How good? Well, Kubrick doesn't make bad films. He does make imaginative, complicated and mysterious films which demand frequent viewing and considerable reflection.

Be aware, however, that when Kubrick takes his viewers on a journey into the hell of jealousy and fear experienced by a young married couple who are tormented by erotic longing and confusion, the material is quite adult. Future classes in psychology and human sexuality will make frequent use of the video version to ponder the mystery of Kubrick's search.

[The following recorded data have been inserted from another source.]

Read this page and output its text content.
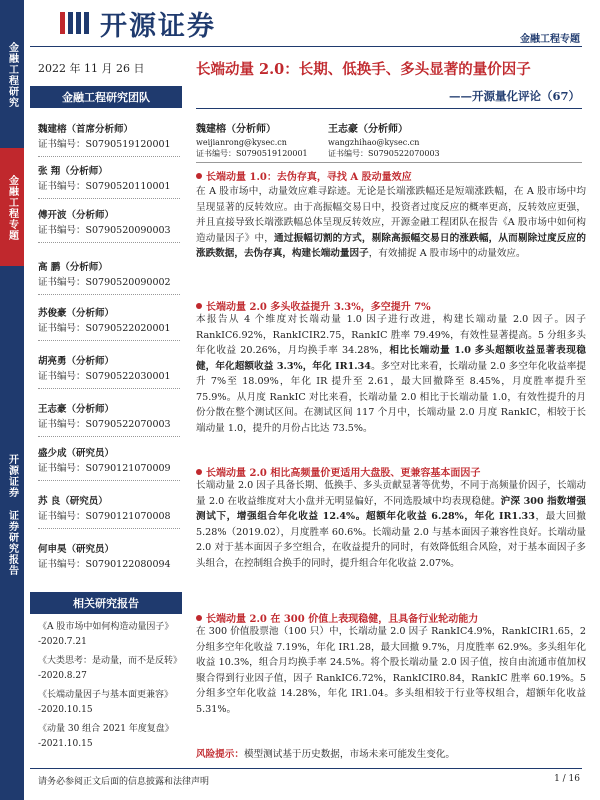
金融工程研究
金融工程专题
开源证券 证券研究报告
开源证券	金融工程专题
2022 年 11 月 26 日
金融工程研究团队
魏建榕（首席分析师）
证书编号：S0790519120001
张 翔（分析师）
证书编号：S0790520110001
傅开波（分析师）
证书编号：S0790520090003
高 鹏（分析师）
证书编号：S0790520090002
苏俊豪（分析师）
证书编号：S0790522020001
胡亮勇（分析师）
证书编号：S0790522030001
王志豪（分析师）
证书编号：S0790522070003
盛少成（研究员）
证书编号：S0790121070009
苏 良（研究员）
证书编号：S0790121070008
何申昊（研究员）
证书编号：S0790122080094
相关研究报告
《A 股市场中如何构造动量因子》
-2020.7.21
《大类思考：是动量，而不是反转》
-2020.8.27
《长端动量因子与基本面更兼容》
-2020.10.15
《动量 30 组合 2021 年度复盘》
-2021.10.15
长端动量 2.0：长期、低换手、多头显著的量价因子
——开源量化评论（67）
魏建榕（分析师）
weijianrong@kysec.cn
证书编号：S0790519120001
王志豪（分析师）
wangzhihao@kysec.cn
证书编号：S0790522070003
长端动量 1.0：去伪存真，寻找 A 股动量效应
在 A 股市场中，动量效应难寻踪迹。无论是长端涨跌幅还是短端涨跌幅，在 A 股市场中均呈现显著的反转效应。由于高振幅交易日中，投资者过度反应的概率更高，反转效应更强，并且直接导致长端涨跌幅总体呈现反转效应，开源金融工程团队在报告《A 股市场中如何构造动量因子》中，通过振幅切割的方式，剔除高振幅交易日的涨跌幅，从而剔除过度反应的涨跌数据，去伪存真，构建长端动量因子，有效捕捉 A 股市场中的动量效应。
长端动量 2.0 多头收益提升 3.3%，多空提升 7%
本报告从 4 个维度对长端动量 1.0 因子进行改进，构建长端动量 2.0 因子。因子 RankIC6.92%，RankICIR2.75，RankIC 胜率 79.49%，有效性显著提高。5 分组多头年化收益 20.26%，月均换手率 34.28%，相比长端动量 1.0 多头超额收益显著表现稳健，年化超额收益 3.3%，年化 IR1.34。多空对比来看，长端动量 2.0 多空年化收益率提升 7%至 18.09%，年化 IR 提升至 2.61，最大回撤降至 8.45%，月度胜率提升至 75.9%。从月度 RankIC 对比来看，长端动量 2.0 相比于长端动量 1.0，有效性提升的月份分散在整个测试区间。在测试区间 117 个月中，长端动量 2.0 月度 RankIC，相较于长端动量 1.0，提升的月份占比达 73.5%。
长端动量 2.0 相比高频量价更适用大盘股、更兼容基本面因子
长端动量 2.0 因子具备长期、低换手、多头贡献显著等优势，不同于高频量价因子，长端动量 2.0 在收益维度对大小盘并无明显偏好，不同选股域中均表现稳健。沪深 300 指数增强测试下，增强组合年化收益 12.4%。超额年化收益 6.28%，年化 IR1.33，最大回撤 5.28%（2019.02），月度胜率 60.6%。长端动量 2.0 与基本面因子兼容性良好。长端动量 2.0 对于基本面因子多空组合，在收益提升的同时，有效降低组合风险，对于基本面因子多头组合，在控制组合换手的同时，提升组合年化收益 2.07%。
长端动量 2.0 在 300 价值上表现稳健，且具备行业轮动能力
在 300 价值股票池（100 只）中，长端动量 2.0 因子 RankIC4.9%，RankICIR1.65，2 分组多空年化收益 7.19%，年化 IR1.28，最大回撤 9.7%，月度胜率 62.9%。多头组年化收益 10.3%，组合月均换手率 24.5%。将个股长端动量 2.0 因子值，按自由流通市值加权聚合得到行业因子值，因子 RankIC6.72%，RankICIR0.84，RankIC 胜率 60.19%。5 分组多空年化收益 14.28%，年化 IR1.04。多头组相较于行业等权组合，超额年化收益 5.31%。
风险提示：模型测试基于历史数据，市场未来可能发生变化。
请务必参阅正文后面的信息披露和法律声明	1 / 16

Kubrick, an American who lived in England, frequently relied on material by other authors, even though he is the final writer for his films. Arthur Clarke's 2001 was already a well-known science-fiction work before Kubrick turned it into an exploration of the human soul; Lolita was a controversial novel by Vladimir Nabokov before Kubrick's adaptation. Eyes Wide Shut is based on Traumnovella (Dreamworks), by Austrian writer Arthur Schnitzler (1862-1931)—little known today, but a major European literary figure at the beginning of the 20th century.

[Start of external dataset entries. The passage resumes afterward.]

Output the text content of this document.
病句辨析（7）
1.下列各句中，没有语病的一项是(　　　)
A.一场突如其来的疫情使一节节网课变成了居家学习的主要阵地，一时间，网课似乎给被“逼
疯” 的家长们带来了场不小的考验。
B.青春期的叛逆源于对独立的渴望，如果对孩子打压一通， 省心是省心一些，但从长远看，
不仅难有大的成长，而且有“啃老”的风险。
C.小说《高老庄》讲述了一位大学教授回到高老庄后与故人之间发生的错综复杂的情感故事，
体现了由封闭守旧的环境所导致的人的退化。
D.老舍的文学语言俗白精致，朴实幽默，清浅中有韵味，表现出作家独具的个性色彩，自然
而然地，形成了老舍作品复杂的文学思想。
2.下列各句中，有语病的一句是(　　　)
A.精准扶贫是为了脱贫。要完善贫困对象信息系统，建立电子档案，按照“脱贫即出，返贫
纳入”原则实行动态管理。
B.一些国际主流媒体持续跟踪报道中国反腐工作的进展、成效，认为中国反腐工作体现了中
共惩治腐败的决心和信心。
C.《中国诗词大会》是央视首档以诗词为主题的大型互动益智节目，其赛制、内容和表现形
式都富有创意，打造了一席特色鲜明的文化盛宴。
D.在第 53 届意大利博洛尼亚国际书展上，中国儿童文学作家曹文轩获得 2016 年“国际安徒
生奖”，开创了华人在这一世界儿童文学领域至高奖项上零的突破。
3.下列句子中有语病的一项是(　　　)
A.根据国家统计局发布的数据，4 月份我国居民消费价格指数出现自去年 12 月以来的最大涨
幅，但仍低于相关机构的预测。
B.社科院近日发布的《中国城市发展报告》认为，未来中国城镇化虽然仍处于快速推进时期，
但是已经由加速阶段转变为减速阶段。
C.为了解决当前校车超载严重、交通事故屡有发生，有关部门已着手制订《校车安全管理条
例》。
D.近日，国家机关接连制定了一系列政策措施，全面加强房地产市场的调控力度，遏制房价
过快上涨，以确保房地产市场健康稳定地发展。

Vienna at the turn of the century was a place of great cultural creativity—of intellectual, artistic and moral experimentation. But this culture did not have a place for God. Absolute freedom was embraced, especially in sexual matters. Vienna at this time was also, of course, the home of Sigmund Freud, who, believing that God was decidedly dead, turned the search for human meaning inward. (Freud was an admirer of Schnitzler's work, especially those plays and novels that addressed dreams and the subconscious.)

Eyes Wide Shut evokes this time of disintegrating morals. Indeed, in spite of yellow New York taxis, modern Christmas decorations, and the contemporary decor of a luxury apartment that belongs to a modern New York doctor and his wife (played by Tom Cruise and Nicole Kidman), Kubrick's film has the feel of 1900 Vienna, especially late at night when the doctor begins a journey in search of erotic meaning, culminating in a ritualized orgy in an isolated mansion.

So effectively does Kubrick plunge the viewer into a unique physical and emotional space—as he did in the deserted mansion in The Shining, or the spaceship in 2001, or the war room in Dr. Strangelove—that it comes as something of a shock to hear characters refer to late-20th-century realities such as HIV and AIDS. Much of the dialogue and description in the film comes from Schnitzler's novella (in the original story the reference is not to AIDS but to a "sexually transmitted disease").

By turning to Schnitzler's Vienna, could Kubrick be suggesting that after 100 years our society remains bogged down in its quest for sexual freedom without commitment, a futile quest that still offers no surcease from the fear and isolation that drives that search?

Since Kubrick was notoriously unwilling to explain the mysteries at the heart of his films, he would probably not have given us a straight answer to that question. But we do have his final film for those willing to continue the search.    

James M. Wall

James M. Wall is senior contributing editor at the Century.